As noticed by the person making the interview, such a copy can be written in one line. When I've finished the interview and went back with the mind to what I've said and what I could have said, I realized that I could have defended my on-the-fly implementation: it is clearer (isn't it?), it has the same efficiency of the "compact" version, being this one possible just because of the great flexibility of the C syntax... which is, however, a boomerang if abused.

Second thought. The "long" code is clearer. Maybe (usually, not using C compactness ability makes code clearer; but likely in this particular case the one-line version is even clearer). But, my doubt is now: is it really the same with respect to efficiency?

Let us first see how to "convert" the long version to the short one. First, post-increments can be done "in place".


*d++ = *s++;


Then, assignment can be put into the while:


while( (*d++ = *s++) != '\0' ) ;


And here's the trap. We don't need the final "terminator-missing fix". Apparently, the short version looks also more efficient. But if we unroll the loops, we have the same amount of assignments, of course. Moreover, the short version assign the terminator reading it from the source; this gives two memory access (one for reading from s, one for writing into d).

On the other hand, the long version, does not need the extra reading access to memory and can be optimized on many processor with a single instruction writing a byte constant (read at the instruction fetch time).

So, it seems that is is the opposite: long version is (slightly) more efficient!

Of course modern compilers' optimization can cancel this apparent advantage. But let's look what gcc does with the basic "implicit" optimization level.

The "short version" (S) x86 code (with added comments):


mstrcpy:
pushl %ebp # prolog
movl %esp, %ebp
.L2:
movl 8(%ebp), %eax # get s in eax M
movzbl (%eax), %edx # *s in edx (dl) M
movl 12(%ebp), %eax # get d in eax M
movb %dl, (%eax) # *d = *s (dl) M
movl 12(%ebp), %eax # M
movzbl (%eax), %eax # take char*d in eax M
testb %al, %al # I
setne %al # is not 0? in the same al I
addl $1, 12(%ebp) # these are the post M
addl $1, 8(%ebp) # increments of d and s M
testb %al, %al # check al I
jne .L2 # loop if not 0 ('\0') JT
popl %ebp # epilog
ret


The "long version" (L) x86 code (with added comments)


mstrcpy2:
pushl %ebp # prolog
movl %esp, %ebp
jmp .L5 # uncond. jump
.L6:
movl 8(%ebp), %eax # get s in eax M
movzbl (%eax), %edx # *s in edx (dl) M
movl 12(%ebp), %eax # get d in eax M
movb %dl, (%eax) # *d = *s M
addl $1, 12(%ebp) # d++ M
addl $1, 8(%ebp) # s++ M
.L5:
movl 8(%ebp), %eax # get s M
movzbl (%eax), %eax # *s in eax (al) M
testb %al, %al # I
jne .L6 # exec body if not 0 JT
movl 12(%ebp), %eax # get d M
movb $0, (%eax) # *d = '\0' M
popl %ebp # epilog
ret


The M marks instructions that do memory access; let's count only the in-loop instructions first. S has 8 memory access instrs in loops; L has 8 memory access instrs in loop but S has 3 "register" instrs in loop, while L has none. So for S we have 8+3 in loop, for L only 8.

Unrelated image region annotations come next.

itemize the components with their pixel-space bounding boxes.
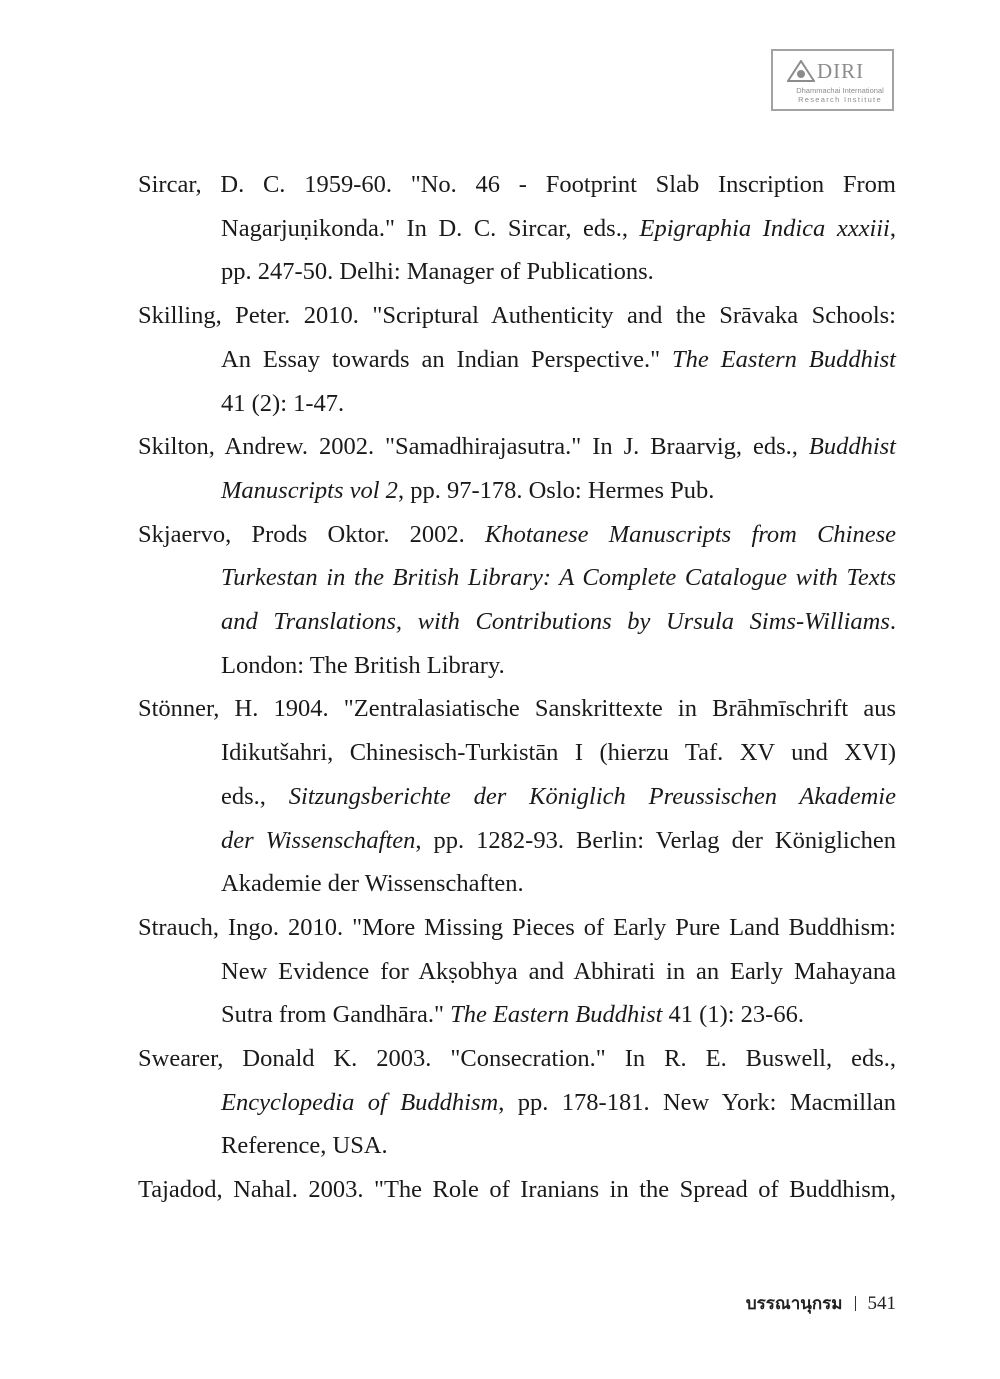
bibliography-entry	[138, 1037, 896, 1168]
entry-line: Skilling, Peter. 2010. "Scriptural Authenticity and the Srāvaka Schools:	[138, 302, 896, 330]
entry-line: Nagarjuṇikonda." In D. C. Sircar, eds., Epigraphia Indica xxxiii,	[221, 214, 896, 242]
logo-subtitle-2: Research Institute	[798, 95, 882, 104]
bibliography-entry	[138, 163, 896, 294]
entry-line: Akademie der Wissenschaften.	[221, 870, 524, 898]
footer-separator	[855, 1296, 856, 1311]
entry-line: Skilton, Andrew. 2002. "Samadhirajasutra." In J. Braarvig, eds., Buddhist	[138, 433, 896, 461]
dhamma-triangle-icon	[787, 60, 815, 82]
bibliography-list	[138, 163, 896, 1212]
entry-line	[138, 556, 896, 600]
page-footer	[746, 1292, 896, 1316]
entry-line: Stönner, H. 1904. "Zentralasiatische Sanskrittexte in Brāhmīschrift aus	[138, 695, 896, 723]
italic-title: Buddhist	[808, 433, 896, 461]
italic-title: der Wissenschaften	[221, 826, 416, 854]
entry-line: eds., Sitzungsberichte der Königlich Preussischen Akademie	[221, 782, 896, 810]
entry-line: 41 (2): 1-47.	[221, 389, 345, 417]
italic-title: The Eastern Buddhist	[450, 1001, 663, 1029]
entry-line: Sircar, D. C. 1959-60. "No. 46 - Footprint Slab Inscription From	[138, 171, 896, 198]
logo-subtitle-1: Dhammachai International	[796, 86, 884, 95]
italic-title: Sitzungsberichte der Königlich Preussischen Akademie	[288, 782, 896, 810]
entry-line: pp. 247-50. Delhi: Manager of Publications.	[221, 258, 654, 286]
entry-line: Encyclopedia of Buddhism, pp. 178-181. New York: Macmillan	[221, 1088, 896, 1116]
italic-title: and Translations, with Contributions by Ursula Sims-Williams	[221, 608, 890, 636]
entry-line: Skjaervo, Prods Oktor. 2002. Khotanese Manuscripts from Chinese	[138, 520, 896, 548]
bibliography-entry	[138, 513, 896, 688]
entry-line: New Evidence for Akṣobhya and Abhirati in an Early Mahayana	[221, 957, 896, 985]
diri-logo	[771, 49, 894, 111]
entry-line: and Translations, with Contributions by Ursula Sims-Williams.	[221, 608, 896, 636]
bibliography-entry	[138, 1168, 896, 1212]
section-title: บรรณานุกรม	[745, 1294, 843, 1314]
entry-line: Reference, USA.	[221, 1132, 388, 1160]
page-number: 541	[867, 1293, 896, 1314]
entry-line: Strauch, Ingo. 2010. "More Missing Pieces of Early Pure Land Buddhism:	[138, 913, 896, 941]
logo-name: DIRI	[817, 59, 865, 83]
bibliography-entry	[138, 906, 896, 1037]
entry-line: An Essay towards an Indian Perspective." The Eastern Buddhist	[221, 345, 896, 373]
italic-title: Turkestan in the British Library: A Complete Catalogue with Texts	[221, 564, 896, 592]
italic-title: Manuscripts vol 2	[221, 476, 398, 504]
italic-title: Encyclopedia of Buddhism	[221, 1088, 499, 1116]
bibliography-entry	[138, 687, 896, 906]
entry-line: London: The British Library.	[221, 651, 505, 679]
entry-line: der Wissenschaften, pp. 1282-93. Berlin: Verlag der Königlichen	[221, 826, 896, 854]
entry-line: Tajadod, Nahal. 2003. "The Role of Iranians in the Spread of Buddhism,	[138, 1176, 896, 1204]
italic-title: Epigraphia Indica xxxiii	[639, 214, 890, 242]
italic-title: The Eastern Buddhist	[672, 345, 896, 373]
italic-title: Khotanese Manuscripts from Chinese	[485, 520, 896, 548]
entry-line: Swearer, Donald K. 2003. "Consecration." In R. E. Buswell, eds.,	[138, 1045, 896, 1073]
entry-line: Idikutšahri, Chinesisch-Turkistān I (hierzu Taf. XV und XVI)	[221, 739, 896, 767]
bibliography-entry	[138, 425, 896, 512]
entry-line: Sutra from Gandhāra." The Eastern Buddhist 41 (1): 23-66.	[221, 1001, 804, 1029]
entry-line: Manuscripts vol 2, pp. 97-178. Oslo: Hermes Pub.	[221, 476, 715, 504]
bibliography-entry	[138, 294, 896, 425]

In S, when the '\0' is reached, the whole 8+3 instruction are performed; then the jump is not taken (JT stands for Jump Taken most of the times). In L, when the '\0' is found, (2+2)+1 instructions are executed (2 M after the .L5 label, and 2 M after the conditional jump). In fact S performs all the "actions" of the C code (post-increments inclusive) in the while; but L does only the test on *s and the final termination of d. (This means also that if we access s and d in the S version, they point one char beyond '\0', while in the L version we do not increment them, since we exit the loop, so s and d will point to the '\0').

On modern processors it is hard to say which is really more efficient. Likely, the difference in performance is negligible. Moreover, optimizations done by the compilers may level down the difference, if any.

It is however worth noting that L version does not produce a so longer code (considering also loop unrolling), and it could be even more efficient than S version!